Quais as informações e documentos que os bancos devem exigir, para efeitos de abertura de conta bancária de sociedades comerciais?

O problema acima colocado é um dos vários que tenho recebido de advogados, consultores, empresários e estudantes, provavelmente por ser docente de direito comercial (lato sensu) da Faculdade de Direito da Universidade Agostinho Neto (FDUAN) e por ter exercido a função de Director Geral do Guiché Único da Empresa.

Em última análise, e como frisado pelos formados da segunda turma da segunda edição do curso de auditoria jurídica empresarial, promovido pelo Centro de Estudos e Formação da Ordem dos Advogados de Angola (CEF-OAA), a questão acima colocada prende-se com a efectividade (prática) das muitas e boas reformas feitas pelo Estado angolano, visando a melhoria do ambiente de negócios, sobretudo a partir de 2015 (para mais detalhes sobre as reformas, consultar o nosso artigo, disponível em https://matamba.ao/ao/publicacao/detalhes/kla6Bb6X0q).

Com efeito, não obstante ser vasta e boa a legislação (leis e regulamentos) aplicável à constituição e funcionamento de sociedades comerciais, em muitas instituições públicas e privadas não tem sido possível aos cidadãos e empresas beneficiar das reformas.

Uma dessas questões que demonstra tal dissonância prende-se com as informações e documentos que devem ser solicitados, aquando da abertura de contas bancárias de sociedades comerciais.

Em vários bancos comerciais, que aqui não serão citados por uma questão de ética, tem sido frequente exigir-se, dentre outros, os seguintes documentos: (i) certificado de admissibilidade de firma; (ii) publicação em Diário da República.

Faz sentido e é legítima a exigência?

A resposta poderia ser dada rapidamente, remetendo o distinto leitor para as normas que regulam a matéria, em especial o pertinente aviso do Banco Nacional de Angola.

Todavia, entende-se que convém fazer um progresso paulatino, para que seja mais simples a percepção da resposta.

 

  1. Exigência do certificado de admissibilidade de firma para sociedades em constituição

Quanto ao certificado de admissibilidade de firma, passado pelo Ficheiro Central de Denominações Sociais, o mesmo destina-se a garantir que a firma escolhida pelo(s) sócio(s) esteja em conformidade com os princípios que devem enformar a constituição das mesmas, em especial os da novidade, capacidade distintiva, verdade e legalidade), que podem ser depreendidos das normas do Código Comercial (24.º), da Lei das Sociedades Comerciais (artigo 12.º) e  mesmo do Regime Geral das Instituições Financeiras (artigo 16.º).

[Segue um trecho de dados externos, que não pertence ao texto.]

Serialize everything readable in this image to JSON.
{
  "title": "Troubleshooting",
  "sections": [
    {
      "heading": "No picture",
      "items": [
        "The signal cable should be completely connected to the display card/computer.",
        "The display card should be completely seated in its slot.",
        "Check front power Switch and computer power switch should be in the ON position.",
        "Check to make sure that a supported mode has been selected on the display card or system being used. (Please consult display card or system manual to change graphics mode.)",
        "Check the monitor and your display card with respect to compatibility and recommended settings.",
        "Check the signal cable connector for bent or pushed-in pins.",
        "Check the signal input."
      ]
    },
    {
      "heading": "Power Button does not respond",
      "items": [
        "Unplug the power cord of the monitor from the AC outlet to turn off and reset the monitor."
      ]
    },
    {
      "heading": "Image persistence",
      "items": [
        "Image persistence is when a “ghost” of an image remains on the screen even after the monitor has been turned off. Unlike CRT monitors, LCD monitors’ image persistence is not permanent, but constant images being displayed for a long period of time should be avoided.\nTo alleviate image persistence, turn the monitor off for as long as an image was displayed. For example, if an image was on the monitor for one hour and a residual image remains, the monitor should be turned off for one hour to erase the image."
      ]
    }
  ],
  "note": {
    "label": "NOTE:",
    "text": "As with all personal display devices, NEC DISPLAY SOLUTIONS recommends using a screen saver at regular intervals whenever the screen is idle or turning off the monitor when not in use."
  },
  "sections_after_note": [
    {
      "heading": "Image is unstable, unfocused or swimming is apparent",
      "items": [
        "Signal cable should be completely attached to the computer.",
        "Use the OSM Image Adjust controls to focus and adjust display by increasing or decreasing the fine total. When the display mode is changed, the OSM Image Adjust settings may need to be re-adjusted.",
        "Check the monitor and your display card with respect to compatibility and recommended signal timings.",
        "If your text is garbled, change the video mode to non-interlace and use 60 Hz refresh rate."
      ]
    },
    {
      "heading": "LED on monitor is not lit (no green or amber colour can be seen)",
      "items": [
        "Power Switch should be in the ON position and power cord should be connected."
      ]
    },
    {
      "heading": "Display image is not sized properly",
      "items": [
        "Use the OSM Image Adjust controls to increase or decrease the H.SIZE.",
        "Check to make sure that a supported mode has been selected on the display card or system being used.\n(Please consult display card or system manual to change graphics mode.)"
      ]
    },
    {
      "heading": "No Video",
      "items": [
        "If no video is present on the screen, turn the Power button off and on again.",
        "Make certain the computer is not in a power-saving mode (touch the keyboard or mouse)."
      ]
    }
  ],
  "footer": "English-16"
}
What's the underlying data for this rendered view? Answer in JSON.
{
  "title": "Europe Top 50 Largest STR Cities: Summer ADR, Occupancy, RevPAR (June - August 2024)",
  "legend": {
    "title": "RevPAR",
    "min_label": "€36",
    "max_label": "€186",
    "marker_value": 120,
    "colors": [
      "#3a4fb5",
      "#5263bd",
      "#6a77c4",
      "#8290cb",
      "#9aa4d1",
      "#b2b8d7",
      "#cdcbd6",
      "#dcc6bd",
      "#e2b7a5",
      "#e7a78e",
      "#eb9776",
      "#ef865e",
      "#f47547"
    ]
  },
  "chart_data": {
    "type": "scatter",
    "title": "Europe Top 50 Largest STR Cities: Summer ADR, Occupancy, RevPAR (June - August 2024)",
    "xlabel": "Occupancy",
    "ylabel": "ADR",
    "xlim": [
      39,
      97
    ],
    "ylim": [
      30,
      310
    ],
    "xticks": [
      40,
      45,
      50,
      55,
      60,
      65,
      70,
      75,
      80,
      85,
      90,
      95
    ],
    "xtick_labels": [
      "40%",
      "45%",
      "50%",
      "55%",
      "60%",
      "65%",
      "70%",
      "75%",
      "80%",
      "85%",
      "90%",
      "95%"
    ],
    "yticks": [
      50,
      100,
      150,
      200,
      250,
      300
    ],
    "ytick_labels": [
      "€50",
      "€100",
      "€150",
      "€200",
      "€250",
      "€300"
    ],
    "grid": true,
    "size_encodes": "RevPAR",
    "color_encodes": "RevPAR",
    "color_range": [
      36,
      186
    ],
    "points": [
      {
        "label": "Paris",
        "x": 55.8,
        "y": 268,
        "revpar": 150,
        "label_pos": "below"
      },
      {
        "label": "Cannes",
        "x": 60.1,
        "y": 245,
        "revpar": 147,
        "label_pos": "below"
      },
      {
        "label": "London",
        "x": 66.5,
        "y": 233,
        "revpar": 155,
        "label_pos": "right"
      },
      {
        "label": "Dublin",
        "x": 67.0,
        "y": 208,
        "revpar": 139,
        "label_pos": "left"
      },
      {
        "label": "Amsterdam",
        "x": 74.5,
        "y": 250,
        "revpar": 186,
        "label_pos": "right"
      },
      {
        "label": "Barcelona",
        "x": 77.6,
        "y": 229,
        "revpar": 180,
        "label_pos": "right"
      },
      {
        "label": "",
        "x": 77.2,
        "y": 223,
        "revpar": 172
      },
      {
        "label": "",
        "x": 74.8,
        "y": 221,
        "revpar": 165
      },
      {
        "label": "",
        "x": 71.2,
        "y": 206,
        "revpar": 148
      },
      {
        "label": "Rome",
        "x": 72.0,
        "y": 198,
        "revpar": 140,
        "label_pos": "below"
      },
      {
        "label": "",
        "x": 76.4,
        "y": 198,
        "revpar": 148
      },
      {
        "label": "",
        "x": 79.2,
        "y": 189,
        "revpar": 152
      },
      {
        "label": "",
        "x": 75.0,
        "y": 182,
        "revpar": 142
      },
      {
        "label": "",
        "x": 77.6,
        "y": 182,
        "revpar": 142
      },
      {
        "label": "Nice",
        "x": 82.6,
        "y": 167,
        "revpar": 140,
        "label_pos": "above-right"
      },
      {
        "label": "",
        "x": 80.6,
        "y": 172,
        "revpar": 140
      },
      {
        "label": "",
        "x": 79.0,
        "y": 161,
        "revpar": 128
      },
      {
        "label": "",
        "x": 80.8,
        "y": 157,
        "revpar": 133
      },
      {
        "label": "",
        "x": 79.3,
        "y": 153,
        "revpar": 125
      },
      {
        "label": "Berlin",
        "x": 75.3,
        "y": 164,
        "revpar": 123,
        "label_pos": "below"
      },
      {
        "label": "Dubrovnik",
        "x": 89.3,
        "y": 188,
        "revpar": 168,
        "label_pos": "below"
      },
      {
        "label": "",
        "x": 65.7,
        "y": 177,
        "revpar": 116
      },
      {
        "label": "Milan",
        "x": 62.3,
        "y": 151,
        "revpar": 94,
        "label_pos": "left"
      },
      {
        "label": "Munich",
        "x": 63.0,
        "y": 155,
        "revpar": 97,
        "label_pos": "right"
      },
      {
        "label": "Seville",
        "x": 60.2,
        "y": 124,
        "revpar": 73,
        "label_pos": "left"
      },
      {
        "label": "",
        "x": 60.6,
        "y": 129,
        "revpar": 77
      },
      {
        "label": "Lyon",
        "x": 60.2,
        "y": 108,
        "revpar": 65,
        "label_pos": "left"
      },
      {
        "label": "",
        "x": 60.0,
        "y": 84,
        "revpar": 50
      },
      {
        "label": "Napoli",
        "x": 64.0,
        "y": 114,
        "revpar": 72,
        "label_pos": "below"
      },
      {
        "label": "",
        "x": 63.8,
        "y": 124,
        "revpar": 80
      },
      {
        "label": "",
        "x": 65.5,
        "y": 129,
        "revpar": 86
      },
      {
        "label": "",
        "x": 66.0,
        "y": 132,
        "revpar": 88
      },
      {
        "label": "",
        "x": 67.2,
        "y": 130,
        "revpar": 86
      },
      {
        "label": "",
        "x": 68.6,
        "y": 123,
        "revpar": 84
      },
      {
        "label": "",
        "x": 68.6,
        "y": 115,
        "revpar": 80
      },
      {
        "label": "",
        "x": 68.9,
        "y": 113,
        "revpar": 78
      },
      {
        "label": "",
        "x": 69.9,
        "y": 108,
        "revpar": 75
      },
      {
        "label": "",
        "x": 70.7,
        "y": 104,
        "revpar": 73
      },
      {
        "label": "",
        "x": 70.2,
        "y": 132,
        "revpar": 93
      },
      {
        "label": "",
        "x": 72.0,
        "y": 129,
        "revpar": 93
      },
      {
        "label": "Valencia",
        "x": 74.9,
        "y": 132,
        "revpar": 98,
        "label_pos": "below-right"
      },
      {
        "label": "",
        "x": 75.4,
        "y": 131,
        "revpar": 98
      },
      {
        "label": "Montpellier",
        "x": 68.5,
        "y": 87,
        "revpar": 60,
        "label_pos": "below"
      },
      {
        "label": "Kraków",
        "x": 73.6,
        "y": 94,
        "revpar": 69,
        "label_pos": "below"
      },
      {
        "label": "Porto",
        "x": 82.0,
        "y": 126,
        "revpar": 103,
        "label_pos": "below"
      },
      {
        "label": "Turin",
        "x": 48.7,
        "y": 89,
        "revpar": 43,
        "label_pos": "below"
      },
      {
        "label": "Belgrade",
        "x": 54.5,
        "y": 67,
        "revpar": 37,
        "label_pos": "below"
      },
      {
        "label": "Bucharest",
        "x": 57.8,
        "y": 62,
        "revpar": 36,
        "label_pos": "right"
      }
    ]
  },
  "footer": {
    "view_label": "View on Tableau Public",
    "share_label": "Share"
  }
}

Exigir-se o certificado de admissibilidade para efeitos de abertura de conta bancária faz sentido, única e exclusivamente, no caso de sociedades que abram a conta bancária antes de concluído o processo de constituição, para efeitos de depósito do valor do capital social, quando os sócios não queiram ou não possam diferir a realização do mesmo (capital social), diferimento esse que é admissível, em marcos gerais, nos termos do artigo 28.º da Lei das Sociedades Comerciais, com a redacção que resultou do artigo 19.º da Lei da Simplificação do Processo de Constituição de Sociedades Comerciais.  

E faz sentido, pois tratando-se de sociedade constituenda, não dispõe, ainda, de certidão registo comercial, principal documento de uma sociedade comercial.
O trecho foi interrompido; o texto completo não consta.